Каждую неделю Чендлер откладывал из своей получки один доллар. В конце
каждой десятой недели на добытый таким способом сверхкапитал он покупал в
лавочке скаредного Папаши Времени один-единственный вечер, который мог
провести, как джентльмен. Украсив себя регалиями миллионеров и президентов,
он отправлялся в ту часть города, что ярче всего сверкает огнями реклам и
витрин, и обедал со вкусом и шиком. Имея в кармане десять долларов, можно в
течение нескольких часов мастерски разыгрывать богатого бездельника. Этой
суммы достаточно на хорошую еду, бутылку вина с приличной этикеткой,
соответствующие чаевые, сигару, извозчика и обычные и т. п.
Этот один усладительный вечер, выкроенный из семидесяти нудных вечеров,
являлся для него источником периодически возрождающегося блаженства. У
девушки первый выезд в свет бывает только раз в жизни; и когда волосы ее
поседеют, он по- прежнему будет всплывать в ее памяти, как нечто радостное и
неповторимое. Чендлер же каждые десять недель испытывал удовольствие столь
же острое и сильное, как в первый раз. Сидеть под пальмами в кругу
бонвиванов, в вихре звуков невидимого оркестра, смотреть на завсегдатаев
этого рая и чувствовать на себе их взгляды - что в сравнении с этим первый
вальс и газовое платьице юной дебютантки?

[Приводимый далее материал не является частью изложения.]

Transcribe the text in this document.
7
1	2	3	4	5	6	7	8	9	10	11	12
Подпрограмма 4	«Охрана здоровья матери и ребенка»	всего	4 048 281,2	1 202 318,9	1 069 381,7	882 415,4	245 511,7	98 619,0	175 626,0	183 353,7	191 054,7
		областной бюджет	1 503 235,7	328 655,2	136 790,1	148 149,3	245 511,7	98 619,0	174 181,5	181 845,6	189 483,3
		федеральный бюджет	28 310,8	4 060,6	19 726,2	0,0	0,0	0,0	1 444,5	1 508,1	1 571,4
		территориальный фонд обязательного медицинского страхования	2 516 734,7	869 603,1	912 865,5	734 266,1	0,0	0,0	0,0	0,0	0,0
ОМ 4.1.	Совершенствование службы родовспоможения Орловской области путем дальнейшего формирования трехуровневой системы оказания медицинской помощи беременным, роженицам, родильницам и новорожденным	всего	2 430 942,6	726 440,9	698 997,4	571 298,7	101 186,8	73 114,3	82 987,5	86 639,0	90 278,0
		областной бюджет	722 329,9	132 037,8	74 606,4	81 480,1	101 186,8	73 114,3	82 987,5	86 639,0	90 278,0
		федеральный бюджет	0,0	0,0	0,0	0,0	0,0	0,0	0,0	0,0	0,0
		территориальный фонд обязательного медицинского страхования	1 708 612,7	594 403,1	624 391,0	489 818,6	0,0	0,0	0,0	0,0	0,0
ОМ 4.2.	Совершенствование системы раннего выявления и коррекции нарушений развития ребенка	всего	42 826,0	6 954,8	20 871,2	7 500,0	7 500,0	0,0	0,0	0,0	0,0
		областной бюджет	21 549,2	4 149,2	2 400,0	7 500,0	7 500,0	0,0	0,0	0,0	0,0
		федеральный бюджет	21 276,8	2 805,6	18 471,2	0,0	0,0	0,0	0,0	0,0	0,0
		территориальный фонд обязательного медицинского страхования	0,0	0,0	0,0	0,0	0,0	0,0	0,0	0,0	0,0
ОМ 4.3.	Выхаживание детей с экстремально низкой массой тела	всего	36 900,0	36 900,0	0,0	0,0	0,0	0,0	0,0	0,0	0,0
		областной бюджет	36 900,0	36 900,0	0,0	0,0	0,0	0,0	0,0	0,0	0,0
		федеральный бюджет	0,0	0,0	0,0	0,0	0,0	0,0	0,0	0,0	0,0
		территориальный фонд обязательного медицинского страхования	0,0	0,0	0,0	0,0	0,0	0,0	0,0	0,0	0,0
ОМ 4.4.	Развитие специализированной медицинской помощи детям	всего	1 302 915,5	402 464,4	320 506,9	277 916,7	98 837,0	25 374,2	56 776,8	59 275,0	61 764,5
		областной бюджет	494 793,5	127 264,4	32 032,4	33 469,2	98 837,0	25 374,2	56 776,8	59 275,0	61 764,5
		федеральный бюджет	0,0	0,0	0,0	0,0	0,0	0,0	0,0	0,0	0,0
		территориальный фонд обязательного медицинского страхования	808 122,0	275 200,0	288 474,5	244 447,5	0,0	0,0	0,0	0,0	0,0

Чендлер шел по Бродвею, как полноправный участник его передвижной
выставки вечерних нарядов. В этот вечер он был не только зрителем, но и
экспонатом. Последующие шестьдесят девять дней он будет ходить в плохоньком
костюме и питаться за сомнительными табльдотами, у стойки случайного бара,
бутербродами и пивом у себя в комнатушке. Но это его не смущало, ибо он был
подлинным сыном великого города мишурного блеска, и один вечер, освещенный
огнями Бродвея, возмещал ему множество вечеров, проведенных во мраке.
Он все шел и шел, и вот уже сороковые улицы начали пересекать
сверкающий огнями путь наслаждений; было еще рано, а когда человек
приобщается к избранному обществу всего раз в семьдесят дней, ему хочется
продлить это удовольствие. Взгляды - сияющие, угрюмые, любопытные,
восхищенные, вызывающие, манящие - были обращены на него, ибо его наряд и
вид выдавали в нем поклонника часа веселья и удовольствий.
На одном углу он остановился, подумывая о том, не пора ли ему повернуть
обратно и направиться в роскошный модный ресторан, где он обычно обедал в
дни своего расточительства. Как раз в эту минуту какая-то девушка,
стремительно огибая угол, поскользнулась на кусочке льда и шлепнулась на
тротуар,
Чендлер помог ей подняться с отменной и безотлагательной вежливостью.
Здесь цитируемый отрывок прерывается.